Student work from 1,101 centres in England – around one in five schools and colleges – had their evidence scrutinised during external quality assurance this summer by exam boards.
For 85 per cent of schools and colleges who had their work looked at, the subject experts – usually senior examiners – were satisfied the evidence supported the teacher assessed grades.
Just 15 per cent – 165 – were subject to further scrutiny. This included professional conversations between the exam boards’ experts and staff, which covered both the samples of work submitted and the centre’s approach to determining grades more generally.
Where necessary, centres reviewed and revised their grades. But it was revealed today that less than 1 per cent of all A-level grades were actually amended.

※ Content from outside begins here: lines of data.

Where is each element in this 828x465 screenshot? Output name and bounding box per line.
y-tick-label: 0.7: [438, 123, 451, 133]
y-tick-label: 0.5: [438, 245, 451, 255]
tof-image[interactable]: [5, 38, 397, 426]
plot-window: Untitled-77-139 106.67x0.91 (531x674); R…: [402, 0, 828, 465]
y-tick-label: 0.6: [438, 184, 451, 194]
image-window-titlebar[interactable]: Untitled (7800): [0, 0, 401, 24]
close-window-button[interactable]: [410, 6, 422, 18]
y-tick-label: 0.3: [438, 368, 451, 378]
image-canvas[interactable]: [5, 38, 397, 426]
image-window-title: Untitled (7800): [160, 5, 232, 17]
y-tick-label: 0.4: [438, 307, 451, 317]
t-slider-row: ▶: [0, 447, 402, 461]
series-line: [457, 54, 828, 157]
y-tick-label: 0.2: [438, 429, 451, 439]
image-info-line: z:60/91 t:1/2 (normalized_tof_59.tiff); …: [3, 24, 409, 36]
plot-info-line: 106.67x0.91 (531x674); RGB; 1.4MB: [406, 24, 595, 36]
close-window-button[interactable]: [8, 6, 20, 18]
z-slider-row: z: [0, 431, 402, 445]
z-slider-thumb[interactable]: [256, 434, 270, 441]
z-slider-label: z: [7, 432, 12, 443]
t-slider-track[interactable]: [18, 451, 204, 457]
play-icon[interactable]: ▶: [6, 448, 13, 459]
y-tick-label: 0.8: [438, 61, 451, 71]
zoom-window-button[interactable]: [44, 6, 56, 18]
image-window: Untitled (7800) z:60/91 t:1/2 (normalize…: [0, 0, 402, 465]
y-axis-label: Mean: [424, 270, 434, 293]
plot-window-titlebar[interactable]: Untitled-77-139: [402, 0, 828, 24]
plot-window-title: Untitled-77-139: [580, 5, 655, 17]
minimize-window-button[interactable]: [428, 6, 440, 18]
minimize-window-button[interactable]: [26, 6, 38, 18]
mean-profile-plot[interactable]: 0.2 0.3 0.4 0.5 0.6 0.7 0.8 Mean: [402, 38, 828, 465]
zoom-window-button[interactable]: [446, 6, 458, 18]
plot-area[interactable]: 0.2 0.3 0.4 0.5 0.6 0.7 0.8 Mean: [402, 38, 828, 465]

Ofqual said “in most cases” exam boards were satisfied either with the school or college’s original judgments or with the revised TAGs which they submitted.
Some schools still being quizzed
Exam boards are continuing discussions with a “small number” of centres either because of issues identified through the quality assurance process or because of complaints, such as whistleblowing.
Results will be withheld for these schools and colleges today if concerns remain unresolved.
Further information and statistics about the quality assurance process, malpractice investigations and findings will be published later this year.
Schools had to provide samples of student work within two days of being asked after grades were submitted in June.